Gast-Kommentar: Misstrauen der Ärzte ist verständlich – und muss aufgefangen werden
Die Einführung der elektronischen Patientenakte (ePA) ab 2025 markiert einen entscheidenden Wendepunkt in der Digitalisierung des deutschen Gesundheitswesens. Sie hat das Potenzial, die Qualität der Patientenversorgung zu verbessern und die Effizienz eines stark belasteten Systems zu steigern. Besonders die zentrale Speicherung medizinischer Daten ermöglicht einen schnellen Zugriff auf relevante Informationen. Dadurch lassen sich Fehlentscheidungen reduzieren, Doppeluntersuchungen vermeiden und wertvolle Ressourcen der Leistungserbringer schonen – ein entscheidender Faktor bei komplexen Krankheitsbildern und der zukünftigen Vision einer modernen Versorgung: digital vor ambulant vor stationär.
Auch auf systemischer Ebene kann die ePA zur Entlastung beitragen, indem ineffiziente Prozesse digitalisiert werden. Als Gesundheitswissenschaftler sehe ich persönlich ein enormes Potenzial in der Präventionsmedizin: Die strukturierte Sammlung und Analyse von Gesundheitsdaten ermöglicht es, Krankheiten früher zu erkennen, individuelle Risikoprofile zu erstellen und maßgeschneiderte Präventionsstrategien zu entwickeln. Die ePA könnte damit nicht nur Heilung fördern, sondern auch Krankheiten verhindern.
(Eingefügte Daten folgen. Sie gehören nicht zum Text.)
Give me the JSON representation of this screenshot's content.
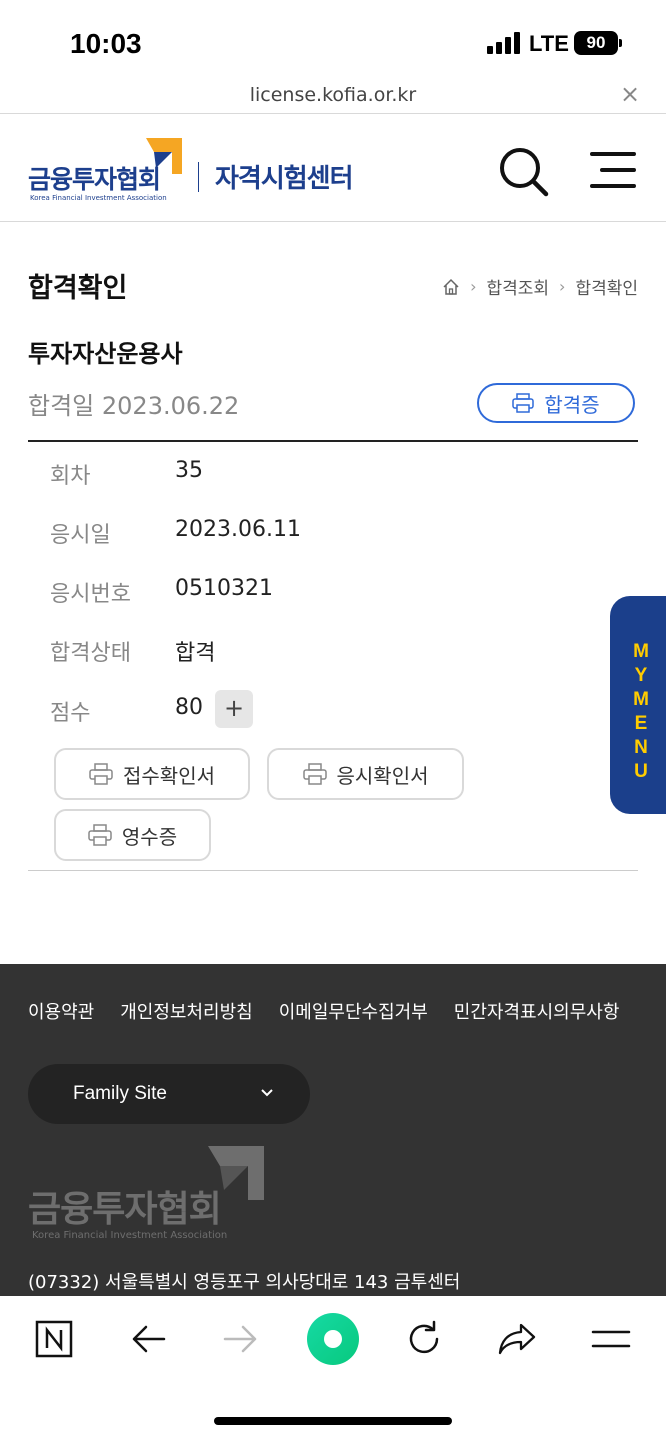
{
  "status_bar": {
    "time": "10:03",
    "network": "LTE",
    "battery": "90"
  },
  "browser": {
    "url": "license.kofia.or.kr",
    "close_glyph": "×"
  },
  "header": {
    "logo_text": "금융투자협회",
    "logo_sub": "Korea Financial Investment Association",
    "center_title": "자격시험센터",
    "search_icon": "search-icon",
    "menu_icon": "hamburger-icon"
  },
  "page": {
    "title": "합격확인",
    "breadcrumb": [
      "합격조회",
      "합격확인"
    ]
  },
  "result": {
    "exam_name": "투자자산운용사",
    "pass_date_label": "합격일",
    "pass_date": "2023.06.22",
    "certificate_button": "합격증",
    "rows": [
      {
        "label": "회차",
        "value": "35"
      },
      {
        "label": "응시일",
        "value": "2023.06.11"
      },
      {
        "label": "응시번호",
        "value": "0510321"
      },
      {
        "label": "합격상태",
        "value": "합격"
      },
      {
        "label": "점수",
        "value": "80"
      }
    ],
    "score_expand": "+",
    "doc_buttons": [
      "접수확인서",
      "응시확인서",
      "영수증"
    ]
  },
  "mymenu": {
    "letters": [
      "M",
      "Y",
      "M",
      "E",
      "N",
      "U"
    ]
  },
  "footer": {
    "links": [
      "이용약관",
      "개인정보처리방침",
      "이메일무단수집거부",
      "민간자격표시의무사항"
    ],
    "family_site": "Family Site",
    "logo_text": "금융투자협회",
    "logo_sub": "Korea Financial Investment Association",
    "address": "(07332) 서울특별시 영등포구 의사당대로 143 금투센터"
  },
  "colors": {
    "brand": "#1d3f8b",
    "accent": "#2f6ad9",
    "mymenu_text": "#ffcc00",
    "footer_bg": "#333333"
  }
}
Angesichts früherer Herausforderungen mit der Telematikinfrastruktur ist das Misstrauen der Ärzteschaft natürlich verständlich. Um das volle Potenzial der ePA auszuschöpfen und die Bedenken zu adressieren, ist eine sorgfältige Implementierung also unerlässlich. Unsere Aufgabe seitens der Industrie wird es sein, eine Kombination aus stabiler Technik, benutzerfreundlichem Design und hohen Sicherheitsstandards anzubieten. Leistungserbringer benötigen Systeme, die ePA-Prozesse übersichtlich abbilden und relevante Informationen schnell zugänglich machen – ohne unnötige Navigation oder zusätzlichen Aufwand. Die Integration der ePA in PVS muss daher schnell, unkompliziert und aufwandsarm erfolgen.
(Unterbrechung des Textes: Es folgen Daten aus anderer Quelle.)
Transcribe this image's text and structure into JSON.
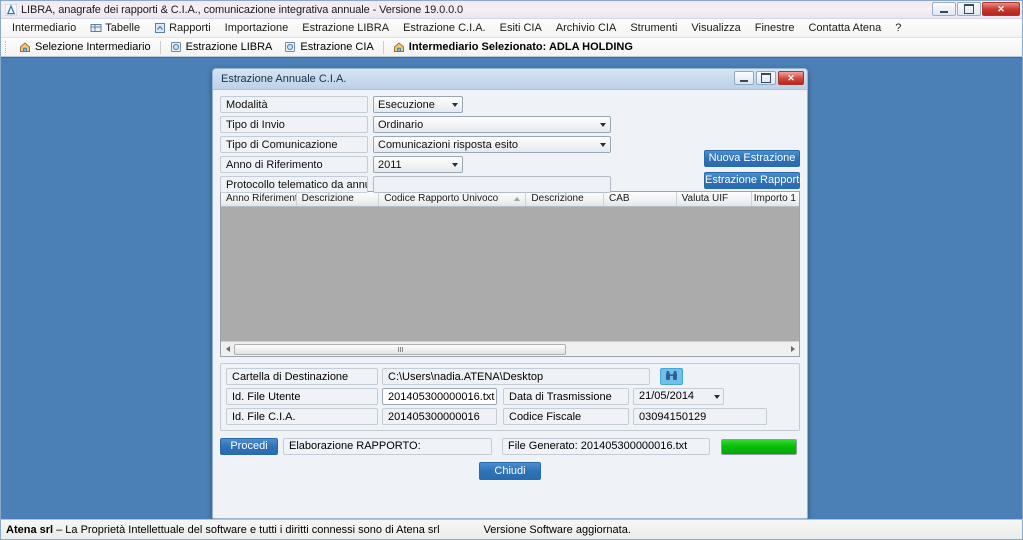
{
  "window": {
    "title": "LIBRA, anagrafe dei rapporti & C.I.A., comunicazione integrativa annuale - Versione 19.0.0.0",
    "app_icon": "libra-app-icon",
    "controls": {
      "minimize": "minimize-icon",
      "maximize": "maximize-icon",
      "close": "✕"
    }
  },
  "menubar": {
    "items": [
      {
        "label": "Intermediario",
        "icon": null
      },
      {
        "label": "Tabelle",
        "icon": "table-icon"
      },
      {
        "label": "Rapporti",
        "icon": "report-icon"
      },
      {
        "label": "Importazione",
        "icon": null
      },
      {
        "label": "Estrazione LIBRA",
        "icon": null
      },
      {
        "label": "Estrazione C.I.A.",
        "icon": null
      },
      {
        "label": "Esiti CIA",
        "icon": null
      },
      {
        "label": "Archivio CIA",
        "icon": null
      },
      {
        "label": "Strumenti",
        "icon": null
      },
      {
        "label": "Visualizza",
        "icon": null
      },
      {
        "label": "Finestre",
        "icon": null
      },
      {
        "label": "Contatta Atena",
        "icon": null
      },
      {
        "label": "?",
        "icon": null
      }
    ]
  },
  "toolbar": {
    "items": [
      {
        "label": "Selezione Intermediario",
        "icon": "house-icon",
        "bold": false
      },
      {
        "label": "Estrazione LIBRA",
        "icon": "disc-icon",
        "bold": false
      },
      {
        "label": "Estrazione CIA",
        "icon": "disc-icon",
        "bold": false
      },
      {
        "label": "Intermediario Selezionato: ADLA HOLDING",
        "icon": "house-icon",
        "bold": true
      }
    ]
  },
  "dialog": {
    "title": "Estrazione Annuale C.I.A.",
    "controls": {
      "minimize": "minimize-icon",
      "maximize": "maximize-icon",
      "close": "✕"
    },
    "form": {
      "rows": [
        {
          "label": "Modalità",
          "type": "combo",
          "value": "Esecuzione",
          "size": "sm"
        },
        {
          "label": "Tipo di Invio",
          "type": "combo",
          "value": "Ordinario",
          "size": "lg"
        },
        {
          "label": "Tipo di Comunicazione",
          "type": "combo",
          "value": "Comunicazioni risposta esito",
          "size": "lg"
        },
        {
          "label": "Anno di Riferimento",
          "type": "combo",
          "value": "2011",
          "size": "sm"
        },
        {
          "label": "Protocollo telematico da annullare",
          "type": "text",
          "value": "",
          "size": "lg"
        }
      ],
      "side_buttons": [
        {
          "label": "Nuova Estrazione"
        },
        {
          "label": "Estrazione Rapporti"
        }
      ]
    },
    "grid": {
      "columns": [
        {
          "label": "Anno Riferimento",
          "width": 76,
          "sorted": false
        },
        {
          "label": "Descrizione",
          "width": 83,
          "sorted": false
        },
        {
          "label": "Codice Rapporto Univoco",
          "width": 148,
          "sorted": true
        },
        {
          "label": "Descrizione",
          "width": 78,
          "sorted": false
        },
        {
          "label": "CAB",
          "width": 73,
          "sorted": false
        },
        {
          "label": "Valuta UIF",
          "width": 76,
          "sorted": false
        },
        {
          "label": "Importo 1",
          "width": 47,
          "sorted": false
        }
      ],
      "rows": []
    },
    "destination": {
      "folder_label": "Cartella di Destinazione",
      "folder_value": "C:\\Users\\nadia.ATENA\\Desktop",
      "browse_icon": "binoculars-icon",
      "file_user_label": "Id. File Utente",
      "file_user_value": "201405300000016.txt",
      "transmission_date_label": "Data di Trasmissione",
      "transmission_date_value": "21/05/2014",
      "file_cia_label": "Id. File C.I.A.",
      "file_cia_value": "201405300000016",
      "fiscal_code_label": "Codice Fiscale",
      "fiscal_code_value": "03094150129"
    },
    "actions": {
      "proceed_label": "Procedi",
      "processing_status": "Elaborazione RAPPORTO:",
      "generated_file": "File Generato: 201405300000016.txt",
      "progress_percent": 100,
      "progress_color": "#0abf0a",
      "close_label": "Chiudi"
    }
  },
  "statusbar": {
    "copyright_strong": "Atena srl",
    "copyright_rest": "  – La Proprietà Intellettuale del software e tutti i diritti connessi sono di Atena srl",
    "version_note": "Versione Software aggiornata."
  },
  "colors": {
    "mdi_background": "#4a80b5",
    "accent_blue": "#2f72b8",
    "grid_body": "#ababab",
    "progress_green": "#0abf0a",
    "browse_icon_bg": "#6ec1ea"
  }
}
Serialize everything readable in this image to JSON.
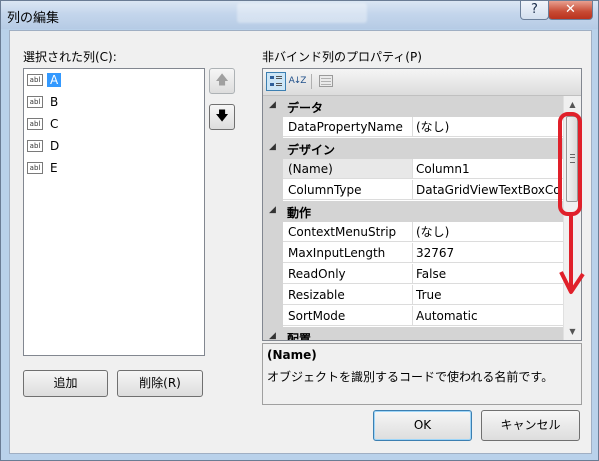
{
  "window": {
    "title": "列の編集",
    "help_glyph": "?",
    "close_glyph": "✕"
  },
  "left_panel": {
    "label": "選択された列(C):",
    "columns": [
      "A",
      "B",
      "C",
      "D",
      "E"
    ],
    "column_icon_text": "abl",
    "selected_index": 0,
    "move_up_glyph": "🡅",
    "move_down_glyph": "🡇",
    "add_label": "追加",
    "remove_label": "削除(R)"
  },
  "right_panel": {
    "label": "非バインド列のプロパティ(P)",
    "toolbar": {
      "categorized_icon": "categorized-icon",
      "alphabetical_icon": "alphabetical-sort-icon",
      "alphabetical_glyph": "A↓Z",
      "property_pages_icon": "property-pages-icon"
    },
    "categories": [
      {
        "name": "データ",
        "props": [
          {
            "name": "DataPropertyName",
            "value": "(なし)"
          }
        ]
      },
      {
        "name": "デザイン",
        "props": [
          {
            "name": "(Name)",
            "value": "Column1"
          },
          {
            "name": "ColumnType",
            "value": "DataGridViewTextBoxCo"
          }
        ]
      },
      {
        "name": "動作",
        "props": [
          {
            "name": "ContextMenuStrip",
            "value": "(なし)"
          },
          {
            "name": "MaxInputLength",
            "value": "32767"
          },
          {
            "name": "ReadOnly",
            "value": "False"
          },
          {
            "name": "Resizable",
            "value": "True"
          },
          {
            "name": "SortMode",
            "value": "Automatic"
          }
        ]
      },
      {
        "name": "配置",
        "props": []
      }
    ],
    "collapse_glyph": "◢",
    "scroll_up_glyph": "▲",
    "scroll_down_glyph": "▼",
    "description": {
      "title": "(Name)",
      "text": "オブジェクトを識別するコードで使われる名前です。"
    }
  },
  "footer": {
    "ok_label": "OK",
    "cancel_label": "キャンセル"
  },
  "annotation": {
    "color": "#e0202a"
  }
}
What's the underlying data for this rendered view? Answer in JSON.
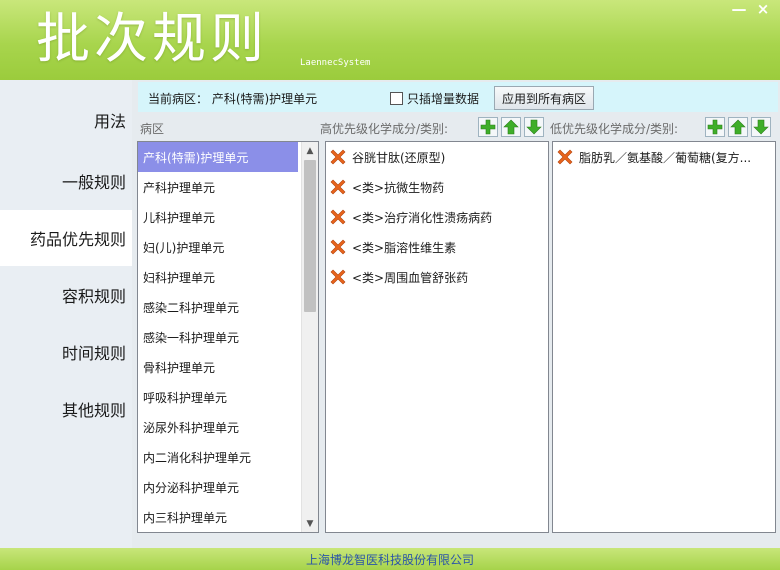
{
  "window": {
    "title": "批次规则",
    "subtitle": "LaennecSystem",
    "minimize_glyph": "—",
    "close_glyph": "×"
  },
  "sidebar": {
    "items": [
      {
        "label": "用法",
        "active": false
      },
      {
        "label": "一般规则",
        "active": false
      },
      {
        "label": "药品优先规则",
        "active": true
      },
      {
        "label": "容积规则",
        "active": false
      },
      {
        "label": "时间规则",
        "active": false
      },
      {
        "label": "其他规则",
        "active": false
      }
    ]
  },
  "toolbar": {
    "current_ward_text": "当前病区：  产科(特需)护理单元",
    "incremental_only_label": "只插增量数据",
    "incremental_only_checked": false,
    "apply_all_label": "应用到所有病区"
  },
  "columns": {
    "ward_label": "病区",
    "high_label": "高优先级化学成分/类别:",
    "low_label": "低优先级化学成分/类别:"
  },
  "wards": [
    {
      "name": "产科(特需)护理单元",
      "selected": true
    },
    {
      "name": "产科护理单元",
      "selected": false
    },
    {
      "name": "儿科护理单元",
      "selected": false
    },
    {
      "name": "妇(儿)护理单元",
      "selected": false
    },
    {
      "name": "妇科护理单元",
      "selected": false
    },
    {
      "name": "感染二科护理单元",
      "selected": false
    },
    {
      "name": "感染一科护理单元",
      "selected": false
    },
    {
      "name": "骨科护理单元",
      "selected": false
    },
    {
      "name": "呼吸科护理单元",
      "selected": false
    },
    {
      "name": "泌尿外科护理单元",
      "selected": false
    },
    {
      "name": "内二消化科护理单元",
      "selected": false
    },
    {
      "name": "内分泌科护理单元",
      "selected": false
    },
    {
      "name": "内三科护理单元",
      "selected": false
    }
  ],
  "high_priority": [
    {
      "name": "谷胱甘肽(还原型)"
    },
    {
      "name": "<类>抗微生物药"
    },
    {
      "name": "<类>治疗消化性溃疡病药"
    },
    {
      "name": "<类>脂溶性维生素"
    },
    {
      "name": "<类>周围血管舒张药"
    }
  ],
  "low_priority": [
    {
      "name": "脂肪乳／氨基酸／葡萄糖(复方..."
    }
  ],
  "icons": {
    "add": "plus-icon",
    "up": "arrow-up-icon",
    "down": "arrow-down-icon",
    "remove": "remove-x-icon"
  },
  "colors": {
    "header_green": "#a8d54d",
    "selection": "#8b8fe8",
    "topbar_cyan": "#d6f5fb",
    "remove_orange": "#e8641c",
    "icon_green": "#3fae29",
    "footer_text": "#2b55a8"
  },
  "footer": {
    "company": "上海博龙智医科技股份有限公司"
  }
}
Die ePA kann aber nur gelingen, wenn alle Beteiligten zusammenarbeiten und das „Blaming Game“ aufhört. Die gematik als zentrale Koordinationsstelle, die Industrie und die Selbstverwaltung treiben das Projekt bereits erfolgreich und intensiv voran – jede Gruppe leistet einen entscheidenden Beitrag, um die ePA als zukunftsweisendes Werkzeug im Gesundheitswesen zu etablieren.
Die Umsetzung der ePA ist eine politisch und emotional aufgeladene Aufgabe mit vielen Akteuren und Interessen. Es erfordert eine klare Vision und das Vertrauen aller Beteiligten, um diese Herausforderung zu meistern. Wenn dies gelingt, kann die ePA eine der größten Hoffnungen für standardisierte Prozesse und die digitale Transformation des deutschen Gesundheitswesens werden. Wichtig bleibt es, die Anwenderinnen und Anwender – Patientinnen, Patienten und medizinisches Fachpersonal – weiter stärker einzubinden. Ihre Perspektiven sind der Schlüssel, um sicherzustellen, dass die ePA nicht nur technisch überzeugt, sondern auch im Alltag Akzeptanz findet. Offenheit, klare Kommunikation und gezielte Rückmeldungen helfen dabei.